Career Articles

Agricultural Worker: Into the lives of people who pick your favorite fruits and vegetables! Take It Up As A Career!

Agricultural Worker

Most of us — and by “us,” I mean urban and suburban consumers like me — don’t usually get to meet the people who pick our apples, oranges or strawberries. So let us have a look in their lives today.

An agricultural worker is someone who works on a farm maintaining crops such as fruits, vegetables, grains, and nuts. Some agricultural workers only tend to livestock. They typically work under the supervision of an agricultural manager where they receive on-the-job training.

How to become an agricultural worker?

There are no set requirements. You’ll need practical farming experience, gained by working as a supervisor, dairy or arable unit manager, or assistant manager. Most farm managers have a qualification in agriculture, like a foundation degree, HND or degree in a subject like agriculture or farm business management.

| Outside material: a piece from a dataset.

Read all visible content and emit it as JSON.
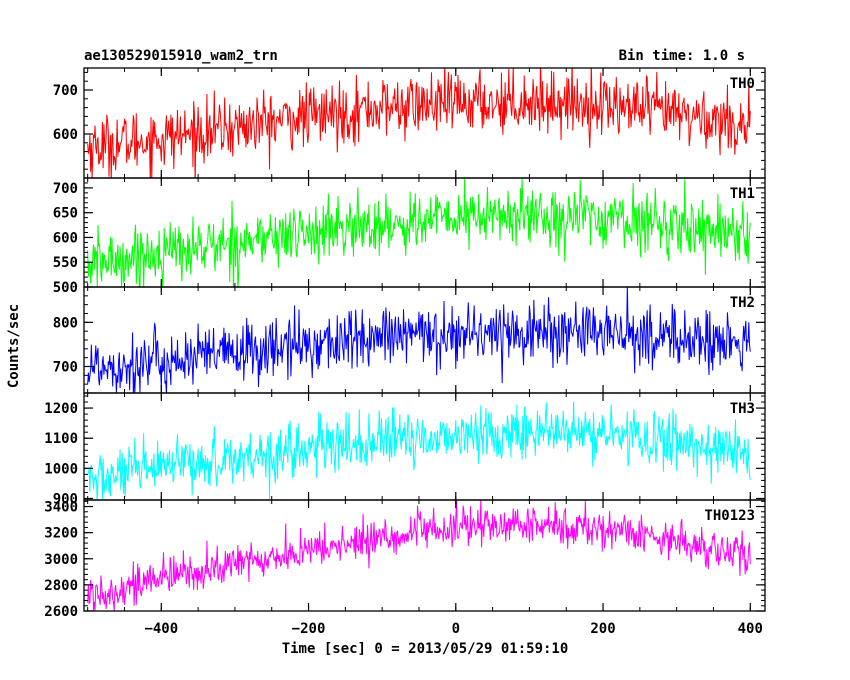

Agricultural workers typically receive on-the-job training once they are hired. Agricultural workers typically receive on-the-job training. A high school diploma is not needed for most jobs as an agricultural worker; however, a high school diploma typically is needed for animal breeders

What counts as an agricultural worker?

An agricultural worker is someone who works in: farming and rearing animals. growing produce including non-edible crops like bulbs, plants and flowers.

Is farming a good career?

Self-employed farming is a career choice on the decline. This is mainly because the agriculture sector is getting better at producing the same amount of crops with fewer hands and because land, machinery, seed, chemicals and other farming supplies are becoming more expensive

There exist four main branches of agriculture, namely;

  1. Livestock production.
  2. Crop production.
  3. agricultural economics.
  4. agricultural engineering.

The following are examples of types of agricultural workers:

Crop, nursery, and greenhouse farmworkers and laborers do numerous tasks related to growing and harvesting grains, fruits, vegetables, nuts, and other crops. They plant and seed, prune, irrigate, harvest, and pack and load crops for shipment.

Farmworkers also apply pesticides, herbicides, and fertilizers to crops. They repair fences and some farm equipment.

Nursery and greenhouse workers prepare land or greenhouse beds for growing horticultural products such as trees, plants, flowers, and sod. They also plant, water, prune, weed, and spray the plants. They may cut, roll, and stack sod; stake trees; tie, wrap, and pack plants to fill orders; and dig up or move field-grown shrubs and trees.

Farm and ranch animal farmworkers care for live animals, including cattle, sheep, pigs, goats, horses, poultry, finfish, or shellfish. These animals are usually raised to supply meat, fur, skins, feathers, eggs, milk, or honey.

These farmworkers may feed, herd, brand, weigh, and load animals. They also keep records on animals; examine animals to detect diseases and injuries; and administer medications, vaccinations, or insecticides.

Many workers clean and maintain animal housing areas every day. On dairy farms, animal farmworkers operate milking machines.

Agricultural equipment operators use a variety of farm equipment to plow and sow seeds, as well as maintain and harvest crops. They may use tractors, fertilizer spreaders, balers, combines, threshers, and trucks. These workers also operate machines such as conveyor belts, loading machines, separators, cleaners, and dryers. Workers may make adjustments and minor repairs to equipment.

Animal breeders use their knowledge of genetics and animal science to select and breed animals that will produce offspring with desired traits and characteristics. For example, they breed chickens that lay more eggs, pigs that produce leaner meat, and sheep with more desirable wool. Other animal breeders breed and raise cats, dogs, and other household pets.

To know which animals to breed and when to breed them, animal breeders keep detailed records. Breeders note animals’ health, size and weight, and the amount and quality of the product they produce. Animal breeders also track the traits of animals’ offspring.

Some animal breeders work as consultants for farmers, but others breed and raise their own animals for sale or future breeding. Breeders fix and clean animals’ shelters, feed and water animals, and oversee animals’ health.

Agricultural workers maintain the quality of farms, crops, and livestock by operating machinery and doing physical labor under the supervision of farmers, ranchers, and other agricultural managers.